We're now a few weeks into what many in the SEO world have deemed "Mobilegeddon" and the aftermath isn't quite as dramatic as some predicted it would be. While some websites are reporting minimal effects, very few--if any--have yet to reveal any catastrophic drop in search rankings.

The Significance of Google's Update

In the weeks leading up to Google's mot recent update, rumbles were felt throughout the industry. After all, when was the last time Google actually announced (a) that an update was coming, and (b) how said update would affect web pages? It doesn't happen very often. There's typically some sort of hint that a change is coming, but Google very rarely gives explicit details or a documented warning.

However, in an effort to increase the mobile friendliness of the internet as a whole (something that directly impacts their end user experience), Google gave a very generous heads up and told people exactly what they need to do in order to ensure pages were properly configured.

With that being said, there was reason in the weeks leading up to the update to be concerned (for sites that didn't already meet mobile-friendly requirements). So, it would be foolish to look back and say something like, "Everyone sure had a knee-jerk reaction." In the days prior to Mobilegeddon, as many as 40 percent of all websites failed to meet Google's mobile-friendly criteria for optimal user experience. In other words, this update had the potential to drastically affect two out of five websites (at least in how they're indexed by Google). But, the aftermath doesn't appear to be that significant.

Short-Term Takeaways

Now that the dust has settled after the April 21 implementation, we're beginning to find some clarity. It's clear that the overall impact wasn't nearly as serious as some were predicting. Some say that's a direct result of many websites heeding Google's advice and investing in mobile-friendly or responsive web pages. A significant number of webmasters and businesses made the recommended changes prior to the April deadline and thereby avoided any issues. Google announced a 4.7 percent uptick in mobile-friendly sites in the days leading up to the update.

Others claim the shallow impact is because of the fact that Google is taking a "slow rollout" approach. However, we're a few weeks post-implementation and you would think any slow rollout would have concluded by now. Barry Schwartz of Search Engine Land doesn't see things getting any worse writing, "Will things in Google's mobile search results change even more over the next couple weeks? I doubt it. I suspect what we see today is going to be the 'worst' of this mobilegeddon."
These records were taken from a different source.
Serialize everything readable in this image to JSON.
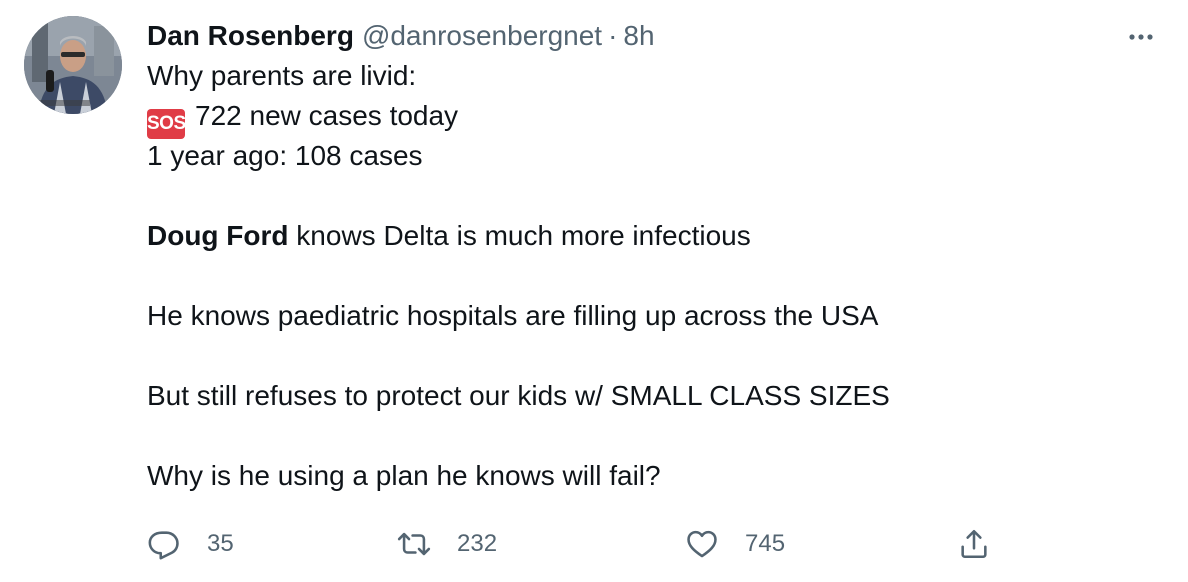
{
  "tweet": {
    "author": {
      "display_name": "Dan Rosenberg",
      "handle": "@danrosenbergnet",
      "separator": "·",
      "time": "8h"
    },
    "lines": {
      "l1": "Why parents are livid:",
      "l2_badge": "SOS",
      "l2": "722 new cases today",
      "l3": "1 year ago: 108 cases",
      "l4_bold": "Doug Ford",
      "l4": " knows Delta is much more infectious",
      "l5": "He knows paediatric hospitals are filling up across the USA",
      "l6": "But still refuses to protect our kids w/ SMALL CLASS SIZES",
      "l7": "Why is he using a plan he knows will fail?"
    },
    "stats": {
      "replies": "35",
      "retweets": "232",
      "likes": "745"
    },
    "icons": {
      "more": "more-icon",
      "reply": "reply-icon",
      "retweet": "retweet-icon",
      "like": "heart-icon",
      "share": "share-icon"
    },
    "colors": {
      "text": "#0f1419",
      "secondary": "#536471",
      "sos_badge": "#e03c46"
    }
  }
}
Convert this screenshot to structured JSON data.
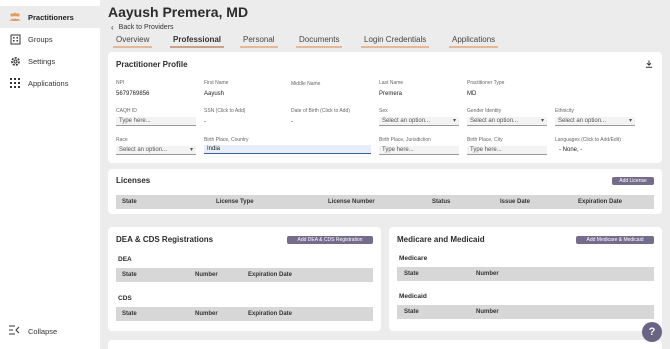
{
  "sidebar": {
    "items": [
      {
        "label": "Practitioners",
        "icon": "people-icon"
      },
      {
        "label": "Groups",
        "icon": "building-icon"
      },
      {
        "label": "Settings",
        "icon": "gear-icon"
      },
      {
        "label": "Applications",
        "icon": "grid-icon"
      }
    ],
    "collapse_label": "Collapse"
  },
  "header": {
    "title": "Aayush Premera, MD",
    "back_label": "Back to Providers"
  },
  "tabs": [
    "Overview",
    "Professional",
    "Personal",
    "Documents",
    "Login Credentials",
    "Applications"
  ],
  "profile": {
    "title": "Practitioner Profile",
    "npi": {
      "label": "NPI",
      "value": "5679769856"
    },
    "first_name": {
      "label": "First Name",
      "value": "Aayush"
    },
    "middle_name": {
      "label": "Middle Name",
      "value": ""
    },
    "last_name": {
      "label": "Last Name",
      "value": "Premera"
    },
    "practitioner_type": {
      "label": "Practitioner Type",
      "value": "MD"
    },
    "caqh_id": {
      "label": "CAQH ID",
      "placeholder": "Type here..."
    },
    "ssn": {
      "label": "SSN (Click to Add)",
      "value": "-"
    },
    "dob": {
      "label": "Date of Birth (Click to Add)",
      "value": "-"
    },
    "sex": {
      "label": "Sex",
      "placeholder": "Select an option..."
    },
    "gender_identity": {
      "label": "Gender Identity",
      "placeholder": "Select an option..."
    },
    "ethnicity": {
      "label": "Ethnicity",
      "placeholder": "Select an option..."
    },
    "race": {
      "label": "Race",
      "placeholder": "Select an option..."
    },
    "birth_country": {
      "label": "Birth Place, Country",
      "value": "India"
    },
    "birth_jurisdiction": {
      "label": "Birth Place, Jurisdiction",
      "placeholder": "Type here..."
    },
    "birth_city": {
      "label": "Birth Place, City",
      "placeholder": "Type here..."
    },
    "languages": {
      "label": "Languages (Click to Add/Edit)",
      "value": "- None, -"
    }
  },
  "licenses": {
    "title": "Licenses",
    "add_label": "Add License",
    "columns": [
      "State",
      "License Type",
      "License Number",
      "Status",
      "Issue Date",
      "Expiration Date"
    ]
  },
  "dea_cds": {
    "title": "DEA & CDS Registrations",
    "add_label": "Add DEA & CDS Registration",
    "dea_label": "DEA",
    "cds_label": "CDS",
    "columns": [
      "State",
      "Number",
      "Expiration Date"
    ]
  },
  "medicare": {
    "title": "Medicare and Medicaid",
    "add_label": "Add Medicare & Medicaid",
    "medicare_label": "Medicare",
    "medicaid_label": "Medicaid",
    "columns": [
      "State",
      "Number"
    ]
  },
  "help_label": "?"
}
That's the sentiment most are adopting in the short-term aftermath, but some are less than pleased with the search giant's attempts to define what is and is not satisfactory. As Ian Lurie, CEO of Portent, said in a statement to NPR, "Google is very scary at this point as a controller of web content." He continued, "It is a little scary to see them do this, because they're using their opinion of what a mobile ready website is, and that can mean a lot of different things."

Impact Thus Far

While we may not be out of the woods yet, it's safe to say the majority of websites won't see any change from here on out. That's good news and allows us to take a look back at which websites were affected by the new update, and by how much.

There are potential losers.
But nothing's changed, yet.
Or maybe it has.

So what's the overarching takeaway? It appears not much. Google was successfully able to increase the number of mobile-friendly web pages by hyping the update and placing a major emphasis on the need for websites to appease mobile users. Beyond that, though, it doesn't appear Google gave out many punishments--if any.

What to Do if You Were Affected

It would be overzealous to assume that your website wasn't affected, though. Most of the case studies are looking at major ranking websites, not smaller domains or niche pages. If you believe you were affected by the aftermath of Mobilegeddon, there are a few things you can do.

Mobile audit.
Analyze traffic.
Invest in responsive.

Focus on Your Business

Now that Mobilegeddon is in the rearview mirror, you can get back to doing what you do best: focusing on your business. Stop worrying so much about what Google is doing and recommit to building a quality brand. In the end, brand awareness will increase organic traffic--and there's not much Google can do about that.